Use Keras to define a model and train it with efficient tensorpack trainers.


Keras alone has various overhead. In particular, it is not efficient with large models. The article Towards Efficient Multi-GPU Training in Keras with TensorFlow has mentioned some of it.

Even on a single GPU, tensorpack can run 1.2~2x faster than the equivalent Keras code. The gap becomes larger when you scale to multiple GPUs. Tensorpack and horovod are the only two tools I know that can scale the training of a large Keras model.

Simple Examples: a simple MNIST model written mostly in tensorpack style, but use Keras model as symbolic functions. the same MNIST model written in Keras style.
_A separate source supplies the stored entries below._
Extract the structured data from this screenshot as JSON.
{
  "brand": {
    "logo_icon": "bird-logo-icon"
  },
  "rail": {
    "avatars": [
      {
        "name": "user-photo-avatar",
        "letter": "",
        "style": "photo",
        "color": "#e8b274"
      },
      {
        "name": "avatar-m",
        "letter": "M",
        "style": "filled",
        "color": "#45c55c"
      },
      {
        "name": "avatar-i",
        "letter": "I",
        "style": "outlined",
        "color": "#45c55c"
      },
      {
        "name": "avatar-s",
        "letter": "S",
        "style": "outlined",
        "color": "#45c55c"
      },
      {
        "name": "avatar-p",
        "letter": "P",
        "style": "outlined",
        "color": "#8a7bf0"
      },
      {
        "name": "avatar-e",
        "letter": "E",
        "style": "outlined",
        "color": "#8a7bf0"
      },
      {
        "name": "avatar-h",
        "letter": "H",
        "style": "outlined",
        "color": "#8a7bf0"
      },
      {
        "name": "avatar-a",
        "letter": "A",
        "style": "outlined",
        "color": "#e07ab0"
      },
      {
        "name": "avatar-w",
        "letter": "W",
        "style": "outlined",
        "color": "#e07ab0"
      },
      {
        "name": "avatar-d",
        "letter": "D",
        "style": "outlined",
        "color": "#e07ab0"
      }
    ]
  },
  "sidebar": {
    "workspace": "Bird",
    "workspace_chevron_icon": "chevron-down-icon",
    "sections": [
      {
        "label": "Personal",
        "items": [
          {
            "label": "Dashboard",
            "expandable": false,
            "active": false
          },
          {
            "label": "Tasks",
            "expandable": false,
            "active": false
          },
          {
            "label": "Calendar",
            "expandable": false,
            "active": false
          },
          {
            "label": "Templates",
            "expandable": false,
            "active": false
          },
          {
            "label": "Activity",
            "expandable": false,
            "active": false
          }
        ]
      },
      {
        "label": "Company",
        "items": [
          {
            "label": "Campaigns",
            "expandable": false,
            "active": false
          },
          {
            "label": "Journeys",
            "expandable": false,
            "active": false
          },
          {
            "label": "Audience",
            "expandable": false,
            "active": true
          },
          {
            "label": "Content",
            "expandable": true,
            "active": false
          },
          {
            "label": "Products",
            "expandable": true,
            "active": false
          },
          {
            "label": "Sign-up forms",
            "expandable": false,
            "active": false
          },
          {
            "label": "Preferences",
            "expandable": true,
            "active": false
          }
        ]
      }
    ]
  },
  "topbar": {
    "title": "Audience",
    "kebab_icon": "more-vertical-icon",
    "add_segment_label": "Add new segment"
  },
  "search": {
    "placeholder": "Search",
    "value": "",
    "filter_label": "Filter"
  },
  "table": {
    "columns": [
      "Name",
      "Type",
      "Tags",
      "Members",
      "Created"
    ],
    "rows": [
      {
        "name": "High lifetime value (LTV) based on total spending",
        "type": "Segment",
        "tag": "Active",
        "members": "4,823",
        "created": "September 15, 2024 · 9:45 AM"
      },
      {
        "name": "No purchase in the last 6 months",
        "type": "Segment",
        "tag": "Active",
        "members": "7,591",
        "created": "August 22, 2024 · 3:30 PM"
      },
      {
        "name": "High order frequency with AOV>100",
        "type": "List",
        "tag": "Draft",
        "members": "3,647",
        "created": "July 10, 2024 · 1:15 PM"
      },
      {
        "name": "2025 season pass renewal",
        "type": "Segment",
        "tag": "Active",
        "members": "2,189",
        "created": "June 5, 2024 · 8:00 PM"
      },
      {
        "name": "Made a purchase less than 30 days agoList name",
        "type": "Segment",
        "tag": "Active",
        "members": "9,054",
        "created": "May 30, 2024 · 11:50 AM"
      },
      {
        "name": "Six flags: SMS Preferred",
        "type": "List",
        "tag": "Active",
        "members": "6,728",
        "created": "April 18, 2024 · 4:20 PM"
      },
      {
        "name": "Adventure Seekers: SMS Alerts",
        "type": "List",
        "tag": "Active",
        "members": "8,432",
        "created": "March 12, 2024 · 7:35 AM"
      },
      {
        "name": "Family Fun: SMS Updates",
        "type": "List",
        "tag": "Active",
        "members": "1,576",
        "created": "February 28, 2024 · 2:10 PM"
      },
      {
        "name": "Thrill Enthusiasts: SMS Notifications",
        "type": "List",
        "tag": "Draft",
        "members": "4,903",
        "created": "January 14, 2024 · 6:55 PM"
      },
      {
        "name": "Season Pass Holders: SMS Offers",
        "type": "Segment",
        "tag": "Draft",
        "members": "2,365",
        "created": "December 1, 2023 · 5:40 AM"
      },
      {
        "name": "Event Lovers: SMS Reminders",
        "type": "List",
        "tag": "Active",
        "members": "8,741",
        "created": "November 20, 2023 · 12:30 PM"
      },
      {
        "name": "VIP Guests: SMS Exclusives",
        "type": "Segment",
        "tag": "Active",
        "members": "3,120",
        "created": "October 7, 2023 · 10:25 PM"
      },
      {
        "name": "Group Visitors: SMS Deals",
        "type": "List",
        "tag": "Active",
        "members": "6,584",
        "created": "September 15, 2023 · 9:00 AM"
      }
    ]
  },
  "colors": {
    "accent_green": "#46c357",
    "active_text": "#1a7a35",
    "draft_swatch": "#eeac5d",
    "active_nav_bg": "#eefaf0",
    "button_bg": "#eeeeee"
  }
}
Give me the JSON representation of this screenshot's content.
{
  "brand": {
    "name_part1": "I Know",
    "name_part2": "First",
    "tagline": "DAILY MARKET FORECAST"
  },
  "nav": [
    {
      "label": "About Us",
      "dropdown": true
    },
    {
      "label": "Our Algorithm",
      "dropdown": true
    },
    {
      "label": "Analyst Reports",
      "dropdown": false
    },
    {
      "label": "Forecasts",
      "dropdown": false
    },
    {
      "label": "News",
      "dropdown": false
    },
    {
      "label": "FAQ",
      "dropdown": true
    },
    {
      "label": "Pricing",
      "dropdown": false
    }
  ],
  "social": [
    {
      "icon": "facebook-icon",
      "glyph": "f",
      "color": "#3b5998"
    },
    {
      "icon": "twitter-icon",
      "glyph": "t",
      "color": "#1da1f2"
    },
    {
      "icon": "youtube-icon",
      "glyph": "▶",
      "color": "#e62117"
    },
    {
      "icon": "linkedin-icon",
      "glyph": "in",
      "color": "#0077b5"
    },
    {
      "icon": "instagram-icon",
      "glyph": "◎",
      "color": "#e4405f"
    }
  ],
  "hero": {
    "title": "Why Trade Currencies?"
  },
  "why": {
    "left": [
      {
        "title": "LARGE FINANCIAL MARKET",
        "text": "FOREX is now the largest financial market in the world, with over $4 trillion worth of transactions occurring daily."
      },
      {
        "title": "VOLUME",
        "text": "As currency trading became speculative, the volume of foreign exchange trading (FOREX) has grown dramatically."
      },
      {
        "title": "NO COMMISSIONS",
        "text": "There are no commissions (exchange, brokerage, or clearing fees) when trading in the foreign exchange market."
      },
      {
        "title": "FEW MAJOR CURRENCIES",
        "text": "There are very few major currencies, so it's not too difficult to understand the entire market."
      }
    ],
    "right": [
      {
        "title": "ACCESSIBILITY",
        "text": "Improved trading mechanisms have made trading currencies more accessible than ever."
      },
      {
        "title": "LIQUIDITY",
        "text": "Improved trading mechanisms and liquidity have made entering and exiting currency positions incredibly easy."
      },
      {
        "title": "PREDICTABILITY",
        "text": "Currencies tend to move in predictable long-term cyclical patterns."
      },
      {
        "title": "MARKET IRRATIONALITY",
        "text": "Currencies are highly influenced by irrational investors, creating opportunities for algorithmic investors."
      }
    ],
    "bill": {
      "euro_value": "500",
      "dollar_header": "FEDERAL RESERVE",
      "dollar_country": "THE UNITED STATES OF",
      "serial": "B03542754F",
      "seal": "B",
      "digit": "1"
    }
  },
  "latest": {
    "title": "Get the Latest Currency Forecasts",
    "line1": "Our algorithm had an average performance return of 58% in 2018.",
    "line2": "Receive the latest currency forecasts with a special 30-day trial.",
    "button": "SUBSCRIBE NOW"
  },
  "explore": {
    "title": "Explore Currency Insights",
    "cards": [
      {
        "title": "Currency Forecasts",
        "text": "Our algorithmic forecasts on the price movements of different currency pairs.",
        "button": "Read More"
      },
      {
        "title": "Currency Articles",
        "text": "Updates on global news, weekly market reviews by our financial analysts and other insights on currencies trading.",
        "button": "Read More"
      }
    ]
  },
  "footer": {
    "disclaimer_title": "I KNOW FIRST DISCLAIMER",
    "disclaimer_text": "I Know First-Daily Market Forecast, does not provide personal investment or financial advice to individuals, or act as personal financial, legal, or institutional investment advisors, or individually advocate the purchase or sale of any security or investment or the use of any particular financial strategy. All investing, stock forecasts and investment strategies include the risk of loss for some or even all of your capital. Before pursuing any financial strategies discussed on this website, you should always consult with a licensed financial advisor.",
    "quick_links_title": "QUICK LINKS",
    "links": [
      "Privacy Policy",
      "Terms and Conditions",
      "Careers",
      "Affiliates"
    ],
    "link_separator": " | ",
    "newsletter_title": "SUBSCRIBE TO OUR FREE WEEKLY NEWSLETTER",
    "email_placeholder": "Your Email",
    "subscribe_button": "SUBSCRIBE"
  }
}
ImageNet Example: reproduce exactly the same setting of tensorpack ResNet example on ImageNet. It has:

  • ResNet-50 model modified from keras.applications. (We put stride on 3x3 conv in each bottleneck, which is different from certain other implementations).
  • Multi-GPU data-parallel training and validation which scales
    • Finished 100 epochs in 19 hours on 8 V100s, with >90% GPU utilization.
    • Still slightly slower than native tensorpack examples.
  • Good accuracy (same as tensorpack ResNet example)


Keras does not respect variable scopes or variable collections, which contradicts with tensorpack trainers. Therefore Keras support is experimental.

These simple examples can run within tensorpack smoothly, but note that a future version of Keras may break them (unlikely, though).